I’m still getting familiar with openEHR ecosystem and just wanted to quickly understand the current status. For instance, regarding the instability of the EHR server during concurrent writes mentioned in the paper: was the experimental finding flawed, or has the issue been fixed since then? That is the kind of information I am looking for.

No worries, no offense taken, it’s just to set the right context where I can actually give you the info you need.

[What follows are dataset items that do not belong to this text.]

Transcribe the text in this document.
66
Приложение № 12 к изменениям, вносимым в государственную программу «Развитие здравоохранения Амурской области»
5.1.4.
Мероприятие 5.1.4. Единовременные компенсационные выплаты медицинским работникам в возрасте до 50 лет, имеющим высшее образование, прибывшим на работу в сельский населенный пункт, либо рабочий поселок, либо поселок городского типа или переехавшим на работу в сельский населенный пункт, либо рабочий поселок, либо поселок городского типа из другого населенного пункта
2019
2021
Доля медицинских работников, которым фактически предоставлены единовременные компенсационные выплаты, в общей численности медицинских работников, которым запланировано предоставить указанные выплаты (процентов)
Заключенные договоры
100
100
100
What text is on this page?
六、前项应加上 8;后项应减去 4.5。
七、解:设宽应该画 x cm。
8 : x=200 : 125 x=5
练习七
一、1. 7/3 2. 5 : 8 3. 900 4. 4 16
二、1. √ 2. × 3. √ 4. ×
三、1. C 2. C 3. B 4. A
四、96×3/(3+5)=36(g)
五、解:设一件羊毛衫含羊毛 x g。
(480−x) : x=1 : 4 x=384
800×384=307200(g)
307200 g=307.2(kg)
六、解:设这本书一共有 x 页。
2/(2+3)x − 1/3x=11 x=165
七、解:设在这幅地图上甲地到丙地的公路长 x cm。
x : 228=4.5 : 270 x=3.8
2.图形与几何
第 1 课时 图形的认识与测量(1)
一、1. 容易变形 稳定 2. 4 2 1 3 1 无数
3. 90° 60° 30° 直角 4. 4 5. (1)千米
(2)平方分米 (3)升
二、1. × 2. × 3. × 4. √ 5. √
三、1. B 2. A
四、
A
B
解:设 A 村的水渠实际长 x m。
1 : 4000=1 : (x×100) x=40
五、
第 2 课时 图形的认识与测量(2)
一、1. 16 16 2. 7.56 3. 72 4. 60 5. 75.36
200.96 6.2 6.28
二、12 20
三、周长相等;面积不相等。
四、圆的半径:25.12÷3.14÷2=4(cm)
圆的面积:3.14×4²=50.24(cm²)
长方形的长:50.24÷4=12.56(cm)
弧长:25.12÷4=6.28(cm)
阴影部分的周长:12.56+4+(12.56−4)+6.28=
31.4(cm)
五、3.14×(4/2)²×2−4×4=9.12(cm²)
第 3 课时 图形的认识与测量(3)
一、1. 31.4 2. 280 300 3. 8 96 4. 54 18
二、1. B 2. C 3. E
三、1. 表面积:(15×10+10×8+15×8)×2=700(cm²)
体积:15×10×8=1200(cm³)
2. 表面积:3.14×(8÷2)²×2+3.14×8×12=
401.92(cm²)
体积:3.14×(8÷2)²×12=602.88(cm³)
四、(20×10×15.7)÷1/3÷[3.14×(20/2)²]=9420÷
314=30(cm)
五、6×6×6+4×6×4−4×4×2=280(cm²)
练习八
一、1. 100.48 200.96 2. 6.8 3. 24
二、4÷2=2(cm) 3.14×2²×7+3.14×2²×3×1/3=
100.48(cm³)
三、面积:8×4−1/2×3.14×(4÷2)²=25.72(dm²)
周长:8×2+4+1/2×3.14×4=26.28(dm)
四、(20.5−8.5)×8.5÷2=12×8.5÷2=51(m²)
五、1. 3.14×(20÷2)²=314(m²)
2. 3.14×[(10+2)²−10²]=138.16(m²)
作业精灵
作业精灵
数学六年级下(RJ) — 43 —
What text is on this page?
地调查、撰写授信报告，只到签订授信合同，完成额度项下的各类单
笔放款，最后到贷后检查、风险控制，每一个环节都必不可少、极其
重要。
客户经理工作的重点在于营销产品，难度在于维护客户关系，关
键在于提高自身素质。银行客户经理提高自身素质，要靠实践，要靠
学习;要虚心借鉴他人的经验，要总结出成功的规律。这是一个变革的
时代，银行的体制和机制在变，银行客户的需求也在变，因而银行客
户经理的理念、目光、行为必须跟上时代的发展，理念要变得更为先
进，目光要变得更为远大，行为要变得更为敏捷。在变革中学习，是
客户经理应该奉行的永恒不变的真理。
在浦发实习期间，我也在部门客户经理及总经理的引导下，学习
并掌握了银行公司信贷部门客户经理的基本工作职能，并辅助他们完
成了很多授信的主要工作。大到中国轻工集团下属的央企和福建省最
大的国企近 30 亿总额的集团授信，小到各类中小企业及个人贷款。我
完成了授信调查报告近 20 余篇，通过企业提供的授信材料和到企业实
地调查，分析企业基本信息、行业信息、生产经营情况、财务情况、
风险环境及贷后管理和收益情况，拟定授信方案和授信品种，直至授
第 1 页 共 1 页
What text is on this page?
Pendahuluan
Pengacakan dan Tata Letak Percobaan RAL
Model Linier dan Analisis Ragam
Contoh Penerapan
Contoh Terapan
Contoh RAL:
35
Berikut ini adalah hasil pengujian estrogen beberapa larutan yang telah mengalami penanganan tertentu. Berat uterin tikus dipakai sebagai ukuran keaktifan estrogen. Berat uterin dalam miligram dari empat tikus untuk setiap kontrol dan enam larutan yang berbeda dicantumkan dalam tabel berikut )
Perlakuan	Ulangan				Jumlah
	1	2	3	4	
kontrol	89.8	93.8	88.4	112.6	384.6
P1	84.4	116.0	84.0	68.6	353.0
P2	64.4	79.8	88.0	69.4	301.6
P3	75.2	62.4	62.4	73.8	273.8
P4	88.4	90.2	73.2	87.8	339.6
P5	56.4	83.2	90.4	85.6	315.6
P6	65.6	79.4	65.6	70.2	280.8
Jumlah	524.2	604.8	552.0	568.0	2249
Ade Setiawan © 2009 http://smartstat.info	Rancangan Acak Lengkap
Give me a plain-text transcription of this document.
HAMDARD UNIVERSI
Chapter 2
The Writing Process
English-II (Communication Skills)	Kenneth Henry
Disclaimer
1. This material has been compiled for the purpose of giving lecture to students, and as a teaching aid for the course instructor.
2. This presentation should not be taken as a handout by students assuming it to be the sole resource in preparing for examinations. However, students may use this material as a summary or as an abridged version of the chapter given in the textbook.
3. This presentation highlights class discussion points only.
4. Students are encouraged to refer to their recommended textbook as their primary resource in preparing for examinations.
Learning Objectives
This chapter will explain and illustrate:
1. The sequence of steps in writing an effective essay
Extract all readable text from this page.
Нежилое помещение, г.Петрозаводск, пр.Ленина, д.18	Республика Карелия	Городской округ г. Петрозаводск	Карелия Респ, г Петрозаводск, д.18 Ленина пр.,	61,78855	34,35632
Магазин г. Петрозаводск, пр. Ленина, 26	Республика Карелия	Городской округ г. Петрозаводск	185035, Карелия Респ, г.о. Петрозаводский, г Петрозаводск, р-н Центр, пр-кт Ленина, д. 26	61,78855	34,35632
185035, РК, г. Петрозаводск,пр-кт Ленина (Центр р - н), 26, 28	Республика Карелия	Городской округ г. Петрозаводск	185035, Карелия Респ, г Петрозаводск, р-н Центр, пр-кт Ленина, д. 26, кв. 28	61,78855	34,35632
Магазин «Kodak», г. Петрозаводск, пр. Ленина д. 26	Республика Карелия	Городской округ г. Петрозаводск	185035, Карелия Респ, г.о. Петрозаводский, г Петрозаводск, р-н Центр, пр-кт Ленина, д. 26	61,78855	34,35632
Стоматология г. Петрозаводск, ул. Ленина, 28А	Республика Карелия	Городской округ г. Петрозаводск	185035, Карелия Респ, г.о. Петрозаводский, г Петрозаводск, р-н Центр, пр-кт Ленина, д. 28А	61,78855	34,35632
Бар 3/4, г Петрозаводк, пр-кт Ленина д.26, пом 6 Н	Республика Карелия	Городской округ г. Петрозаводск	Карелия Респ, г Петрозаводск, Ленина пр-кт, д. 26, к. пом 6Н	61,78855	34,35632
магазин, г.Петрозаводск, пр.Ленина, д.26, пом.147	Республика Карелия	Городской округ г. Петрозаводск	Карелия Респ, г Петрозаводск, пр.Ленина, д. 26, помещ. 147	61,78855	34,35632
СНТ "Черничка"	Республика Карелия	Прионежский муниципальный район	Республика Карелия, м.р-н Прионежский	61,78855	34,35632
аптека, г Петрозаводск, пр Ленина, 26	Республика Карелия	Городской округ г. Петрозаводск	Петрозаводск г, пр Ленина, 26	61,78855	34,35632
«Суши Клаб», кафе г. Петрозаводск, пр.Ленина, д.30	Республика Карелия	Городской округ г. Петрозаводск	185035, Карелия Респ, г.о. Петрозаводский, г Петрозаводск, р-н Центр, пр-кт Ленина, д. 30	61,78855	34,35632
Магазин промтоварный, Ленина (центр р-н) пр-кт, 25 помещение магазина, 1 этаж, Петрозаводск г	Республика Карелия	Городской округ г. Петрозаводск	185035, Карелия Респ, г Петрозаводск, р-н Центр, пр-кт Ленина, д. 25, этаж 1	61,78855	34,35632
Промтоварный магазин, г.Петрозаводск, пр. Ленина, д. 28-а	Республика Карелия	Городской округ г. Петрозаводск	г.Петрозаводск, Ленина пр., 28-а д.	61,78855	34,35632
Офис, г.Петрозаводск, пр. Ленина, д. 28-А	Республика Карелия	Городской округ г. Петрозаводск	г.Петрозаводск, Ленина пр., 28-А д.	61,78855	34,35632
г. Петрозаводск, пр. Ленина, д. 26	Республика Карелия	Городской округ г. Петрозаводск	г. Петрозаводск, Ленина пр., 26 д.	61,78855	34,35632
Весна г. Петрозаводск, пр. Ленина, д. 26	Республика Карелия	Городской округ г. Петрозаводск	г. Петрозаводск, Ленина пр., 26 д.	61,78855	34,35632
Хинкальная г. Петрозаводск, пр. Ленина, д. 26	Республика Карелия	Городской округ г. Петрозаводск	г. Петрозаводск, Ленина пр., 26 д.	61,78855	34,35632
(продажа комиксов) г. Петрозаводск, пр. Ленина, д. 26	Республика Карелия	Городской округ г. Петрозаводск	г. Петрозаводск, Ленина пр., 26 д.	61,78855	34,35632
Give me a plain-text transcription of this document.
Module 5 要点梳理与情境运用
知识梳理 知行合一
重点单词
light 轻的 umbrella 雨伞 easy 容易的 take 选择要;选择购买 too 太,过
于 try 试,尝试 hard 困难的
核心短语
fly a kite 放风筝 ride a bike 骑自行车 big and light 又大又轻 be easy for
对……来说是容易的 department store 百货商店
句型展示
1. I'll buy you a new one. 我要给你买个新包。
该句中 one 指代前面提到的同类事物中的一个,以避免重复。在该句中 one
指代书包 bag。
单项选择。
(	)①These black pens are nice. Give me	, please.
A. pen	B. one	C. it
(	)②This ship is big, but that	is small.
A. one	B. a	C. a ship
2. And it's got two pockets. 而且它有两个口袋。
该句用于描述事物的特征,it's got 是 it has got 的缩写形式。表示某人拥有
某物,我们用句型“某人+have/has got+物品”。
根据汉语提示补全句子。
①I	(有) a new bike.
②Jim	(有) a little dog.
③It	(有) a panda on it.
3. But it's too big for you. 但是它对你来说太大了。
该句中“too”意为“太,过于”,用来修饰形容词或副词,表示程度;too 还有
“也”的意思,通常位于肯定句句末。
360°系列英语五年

We did concurrent load testing without problems some time ago CaboLabs Blog - I tried to kill the EHRServer

I’ll recheck the paper to see what they found, though it seems they didn’t raise any issues on the repo, which should be the normal practice for OSS.

In any case, I wouldn’t recommend using EHRServer now for anything else than learning. We are focusing on our commercial offering, https://atomik.app/, which is EHRServer on steroids: support demographics, totally rewritten query engine, demographic duplicate detection, EHR merge/unmerge procedures, better support for the openEHR REST API, updated tech stack, etc, etc. So Atomik is for serious work, our customers use it mainly as secondary analytics repositories (they run reports, queries, and data services on it, and we integrate data from external sources).

Anyway, if there is a problem with the OSS it can be surely fixed, though we need a report on it with steps that we can reproduce.

But again, it would be useful to actually know what you want to do or build or test.

Very thanks. I have a much better understanding now.